Developing a common platform for the European payments world has been attempted on several occasions and has routinely failed to maximize efficiencies in cross-border transactions. Squabbling between the European Payments Council, national banks and the European Commission has created a dead lock on the issue of how to handle cross-border payments.
However, with the implementation of the Single Euro Payments Area (SEPA), an efficient and workable platform for cross-border payments may become a reality, despite the amount of work it creates for concerned parties.
While it will be years before the influence of SEPA on the payments world is felt, cash management experts expect that by 2010 a large number of European banks will have this capacity.
"SEPA is an enormous undertaking and truly a transformational event for the banking industry," says Charles Bryant, secretary general of the European Payments Council. "SEPA is on track. We aren't saying that every payment in Europe will be on it by 2010, but we do believe a critical mass will have moved to it."
The idea of SEPA was first hatched following the introduction of the single currency in Europe.

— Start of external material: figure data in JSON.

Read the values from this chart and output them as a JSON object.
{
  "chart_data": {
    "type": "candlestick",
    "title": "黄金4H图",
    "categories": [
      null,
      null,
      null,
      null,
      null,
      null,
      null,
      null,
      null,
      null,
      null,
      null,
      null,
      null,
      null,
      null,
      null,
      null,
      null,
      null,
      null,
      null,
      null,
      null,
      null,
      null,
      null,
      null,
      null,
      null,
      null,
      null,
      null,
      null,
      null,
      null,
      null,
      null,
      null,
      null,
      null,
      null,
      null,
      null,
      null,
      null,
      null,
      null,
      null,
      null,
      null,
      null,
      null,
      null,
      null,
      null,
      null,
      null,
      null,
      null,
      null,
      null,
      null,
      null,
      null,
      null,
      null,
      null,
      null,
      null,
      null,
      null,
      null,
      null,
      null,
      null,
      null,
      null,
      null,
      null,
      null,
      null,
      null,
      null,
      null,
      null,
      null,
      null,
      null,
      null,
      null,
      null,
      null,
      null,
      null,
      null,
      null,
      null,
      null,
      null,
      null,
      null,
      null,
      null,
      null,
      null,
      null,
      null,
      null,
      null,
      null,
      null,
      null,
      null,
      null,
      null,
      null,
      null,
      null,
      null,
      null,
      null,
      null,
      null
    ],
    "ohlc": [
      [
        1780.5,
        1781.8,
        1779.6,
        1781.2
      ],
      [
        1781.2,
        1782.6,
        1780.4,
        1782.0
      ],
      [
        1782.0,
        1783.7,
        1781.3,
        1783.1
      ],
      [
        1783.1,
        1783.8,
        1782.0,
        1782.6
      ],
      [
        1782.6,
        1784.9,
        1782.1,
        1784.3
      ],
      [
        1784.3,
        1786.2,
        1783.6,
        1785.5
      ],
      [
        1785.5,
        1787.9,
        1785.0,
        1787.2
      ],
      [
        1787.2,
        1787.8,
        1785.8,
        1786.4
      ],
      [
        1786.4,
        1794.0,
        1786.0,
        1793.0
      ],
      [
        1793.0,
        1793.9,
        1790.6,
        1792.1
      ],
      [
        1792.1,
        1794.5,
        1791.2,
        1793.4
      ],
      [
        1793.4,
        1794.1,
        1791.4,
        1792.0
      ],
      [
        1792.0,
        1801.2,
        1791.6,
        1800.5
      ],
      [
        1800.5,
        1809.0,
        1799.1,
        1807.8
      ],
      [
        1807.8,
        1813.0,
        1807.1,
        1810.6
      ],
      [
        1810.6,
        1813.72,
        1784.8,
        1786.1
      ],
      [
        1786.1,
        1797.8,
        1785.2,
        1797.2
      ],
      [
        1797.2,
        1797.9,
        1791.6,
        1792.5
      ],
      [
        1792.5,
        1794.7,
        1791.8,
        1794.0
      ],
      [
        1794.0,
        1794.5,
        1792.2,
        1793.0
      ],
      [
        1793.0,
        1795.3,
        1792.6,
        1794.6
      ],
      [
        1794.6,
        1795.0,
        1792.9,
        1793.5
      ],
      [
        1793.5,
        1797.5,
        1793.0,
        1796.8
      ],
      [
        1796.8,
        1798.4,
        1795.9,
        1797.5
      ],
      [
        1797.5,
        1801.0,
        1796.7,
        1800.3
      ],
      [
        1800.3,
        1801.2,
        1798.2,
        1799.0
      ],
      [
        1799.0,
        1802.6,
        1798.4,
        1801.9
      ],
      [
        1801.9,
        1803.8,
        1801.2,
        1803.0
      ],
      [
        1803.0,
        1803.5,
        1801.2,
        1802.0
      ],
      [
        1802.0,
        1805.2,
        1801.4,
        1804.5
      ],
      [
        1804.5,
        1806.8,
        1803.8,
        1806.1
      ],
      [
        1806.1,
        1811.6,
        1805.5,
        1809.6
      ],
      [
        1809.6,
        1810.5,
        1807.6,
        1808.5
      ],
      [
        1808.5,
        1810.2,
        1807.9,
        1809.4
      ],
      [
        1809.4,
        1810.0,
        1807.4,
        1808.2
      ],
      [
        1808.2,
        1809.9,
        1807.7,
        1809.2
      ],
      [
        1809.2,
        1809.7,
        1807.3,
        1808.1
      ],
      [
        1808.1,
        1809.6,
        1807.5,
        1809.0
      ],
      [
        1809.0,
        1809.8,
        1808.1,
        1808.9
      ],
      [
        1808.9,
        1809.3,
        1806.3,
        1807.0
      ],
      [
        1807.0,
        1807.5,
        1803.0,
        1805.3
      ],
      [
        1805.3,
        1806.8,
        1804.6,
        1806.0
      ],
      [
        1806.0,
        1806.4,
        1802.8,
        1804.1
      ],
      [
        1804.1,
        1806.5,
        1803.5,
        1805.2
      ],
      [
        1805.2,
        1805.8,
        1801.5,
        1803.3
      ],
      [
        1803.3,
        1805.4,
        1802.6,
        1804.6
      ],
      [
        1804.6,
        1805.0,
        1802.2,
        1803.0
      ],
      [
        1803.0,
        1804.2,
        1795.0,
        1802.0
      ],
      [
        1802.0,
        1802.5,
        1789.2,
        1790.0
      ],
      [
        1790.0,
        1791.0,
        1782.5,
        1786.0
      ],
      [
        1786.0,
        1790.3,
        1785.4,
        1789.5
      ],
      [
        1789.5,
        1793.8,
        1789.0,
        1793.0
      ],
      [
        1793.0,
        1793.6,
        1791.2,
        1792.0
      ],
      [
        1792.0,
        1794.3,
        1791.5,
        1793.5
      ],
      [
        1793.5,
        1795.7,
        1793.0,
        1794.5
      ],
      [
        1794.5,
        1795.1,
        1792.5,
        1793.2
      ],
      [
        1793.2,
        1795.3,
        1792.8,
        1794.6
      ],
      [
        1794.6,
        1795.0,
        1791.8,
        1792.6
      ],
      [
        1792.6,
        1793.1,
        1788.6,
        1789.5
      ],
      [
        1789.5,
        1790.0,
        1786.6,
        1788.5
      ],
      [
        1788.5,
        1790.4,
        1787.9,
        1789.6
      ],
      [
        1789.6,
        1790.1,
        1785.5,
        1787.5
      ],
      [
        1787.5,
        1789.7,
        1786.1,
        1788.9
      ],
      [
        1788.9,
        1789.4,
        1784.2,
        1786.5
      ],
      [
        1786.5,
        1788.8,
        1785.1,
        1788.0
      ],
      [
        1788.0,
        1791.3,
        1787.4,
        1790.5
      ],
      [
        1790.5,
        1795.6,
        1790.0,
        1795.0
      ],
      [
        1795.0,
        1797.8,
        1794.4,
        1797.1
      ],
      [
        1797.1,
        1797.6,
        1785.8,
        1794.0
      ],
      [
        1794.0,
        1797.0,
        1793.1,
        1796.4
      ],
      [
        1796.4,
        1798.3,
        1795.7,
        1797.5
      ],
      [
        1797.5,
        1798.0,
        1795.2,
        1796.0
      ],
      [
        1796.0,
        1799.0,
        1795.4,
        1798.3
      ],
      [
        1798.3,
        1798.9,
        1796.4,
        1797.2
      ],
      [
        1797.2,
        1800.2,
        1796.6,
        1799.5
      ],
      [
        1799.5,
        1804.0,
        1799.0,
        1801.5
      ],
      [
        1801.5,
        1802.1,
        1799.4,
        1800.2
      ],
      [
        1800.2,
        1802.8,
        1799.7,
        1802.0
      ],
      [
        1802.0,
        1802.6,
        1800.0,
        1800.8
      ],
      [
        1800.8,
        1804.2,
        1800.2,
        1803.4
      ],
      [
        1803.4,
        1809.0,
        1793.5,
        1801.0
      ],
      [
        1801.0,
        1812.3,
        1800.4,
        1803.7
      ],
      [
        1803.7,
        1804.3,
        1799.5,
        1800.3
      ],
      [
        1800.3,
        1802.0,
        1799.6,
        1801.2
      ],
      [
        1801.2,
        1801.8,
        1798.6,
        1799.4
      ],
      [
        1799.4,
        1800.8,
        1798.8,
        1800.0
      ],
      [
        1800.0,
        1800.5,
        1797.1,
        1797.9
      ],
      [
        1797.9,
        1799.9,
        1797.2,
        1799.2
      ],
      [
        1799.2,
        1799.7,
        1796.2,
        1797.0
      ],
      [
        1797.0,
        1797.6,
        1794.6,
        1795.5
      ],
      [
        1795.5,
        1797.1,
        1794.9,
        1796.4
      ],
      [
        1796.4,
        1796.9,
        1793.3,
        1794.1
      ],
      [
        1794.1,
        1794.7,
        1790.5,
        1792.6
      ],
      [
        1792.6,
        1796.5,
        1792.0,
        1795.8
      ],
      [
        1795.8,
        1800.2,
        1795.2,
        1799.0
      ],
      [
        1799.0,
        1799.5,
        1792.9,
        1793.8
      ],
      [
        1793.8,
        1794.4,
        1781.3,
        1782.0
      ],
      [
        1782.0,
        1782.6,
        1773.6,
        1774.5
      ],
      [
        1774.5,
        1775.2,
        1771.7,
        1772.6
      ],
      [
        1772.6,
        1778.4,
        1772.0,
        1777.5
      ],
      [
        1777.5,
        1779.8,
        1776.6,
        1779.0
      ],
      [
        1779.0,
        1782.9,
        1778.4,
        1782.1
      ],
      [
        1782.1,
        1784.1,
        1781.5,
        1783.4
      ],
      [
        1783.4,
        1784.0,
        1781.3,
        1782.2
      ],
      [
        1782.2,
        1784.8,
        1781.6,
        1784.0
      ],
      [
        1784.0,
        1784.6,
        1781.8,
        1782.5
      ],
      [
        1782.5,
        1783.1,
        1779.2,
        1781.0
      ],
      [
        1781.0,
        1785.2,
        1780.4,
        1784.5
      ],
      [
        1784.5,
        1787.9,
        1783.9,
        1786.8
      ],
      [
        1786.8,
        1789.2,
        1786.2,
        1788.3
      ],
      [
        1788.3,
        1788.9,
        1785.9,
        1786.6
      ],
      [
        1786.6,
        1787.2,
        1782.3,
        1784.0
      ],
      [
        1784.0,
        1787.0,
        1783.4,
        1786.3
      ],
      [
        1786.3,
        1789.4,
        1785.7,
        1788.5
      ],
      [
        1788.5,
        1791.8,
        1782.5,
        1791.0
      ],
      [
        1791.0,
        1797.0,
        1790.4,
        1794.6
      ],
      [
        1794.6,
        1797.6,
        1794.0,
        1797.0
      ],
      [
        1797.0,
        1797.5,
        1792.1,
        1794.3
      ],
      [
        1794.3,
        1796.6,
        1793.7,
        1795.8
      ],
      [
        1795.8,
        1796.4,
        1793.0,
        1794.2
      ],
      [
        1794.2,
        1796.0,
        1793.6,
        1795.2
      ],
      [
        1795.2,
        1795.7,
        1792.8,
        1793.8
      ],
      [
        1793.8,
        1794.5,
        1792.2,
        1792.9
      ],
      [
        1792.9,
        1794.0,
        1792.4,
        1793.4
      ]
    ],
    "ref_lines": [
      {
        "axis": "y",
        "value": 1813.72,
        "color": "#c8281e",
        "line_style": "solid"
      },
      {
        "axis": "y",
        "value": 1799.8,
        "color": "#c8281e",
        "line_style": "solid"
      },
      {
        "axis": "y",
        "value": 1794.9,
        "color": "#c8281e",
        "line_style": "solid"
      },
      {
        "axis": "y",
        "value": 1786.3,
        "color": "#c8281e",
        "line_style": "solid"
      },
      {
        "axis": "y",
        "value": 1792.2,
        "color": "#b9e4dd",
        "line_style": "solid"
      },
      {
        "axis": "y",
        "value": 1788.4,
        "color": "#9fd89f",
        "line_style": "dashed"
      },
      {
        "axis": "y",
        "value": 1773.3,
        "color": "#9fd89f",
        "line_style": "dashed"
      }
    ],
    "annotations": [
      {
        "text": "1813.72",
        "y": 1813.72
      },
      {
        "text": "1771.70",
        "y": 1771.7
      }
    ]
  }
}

The move to the euro created the need for a continent-wide integrated infrastructure and a common platform to complete payments transactions ranging fromápayables and receivables to salary payments and direct debits.
As SEPA roles out across the continent, there will understandably be implications for global banks, local banks, foreign banks and corporate customers, which will all need to implementáinfrastructure upgrades to ensure the success of the common platform.
According to panelists at a payments seminar at Sibos in Copenhagen, operating profits originating from payments have been dropping significantly for the past few years and a few large players now dominate the activity.
"We're seeing a reduction in the number of accounts in Europe, which is bound to increase back office liquidity," stresses Andrew England, Deutsche Bank's global head of transaction banking and cash management. "SEPA will be a major driver for the payments business and allows the banks a significant opportunity to reconstruct our business."
The word from the panel discussion also stressed that smaller, more domestic European banks will benefit from the transformation to the common platform.
"The European payment landscape will change dramatically regardless of the fact that there is little possibility to increase revenue from the payments industry," says Philippe Lambrecht, general manager of international management at Belgium's KBC Bank. "The required investment is going to be large, but smaller banks will then find that they are part of the level playing field where the business will be characterized by the service of payments rather than the reach."
While domestic and global banks operating in Europe believe that SEPA and its common platform idea will increase efficiency in cash management and cross-border payments, the non-financial (and also non-European based) corporate world sees things a little differently.
Evidently, the big issue for multinational corporations is the role that common international standards will play in the implementation of SEPA. "Corporations need standards, not only for the Euro zone but also to be extended to the international community," says Vania Ferrat, director of cash management at Danone. "SWIFT can play an important role as a standardization authority and we feel that banks should all be ready on SEPA at the same time. However, corporates will need time to migrate."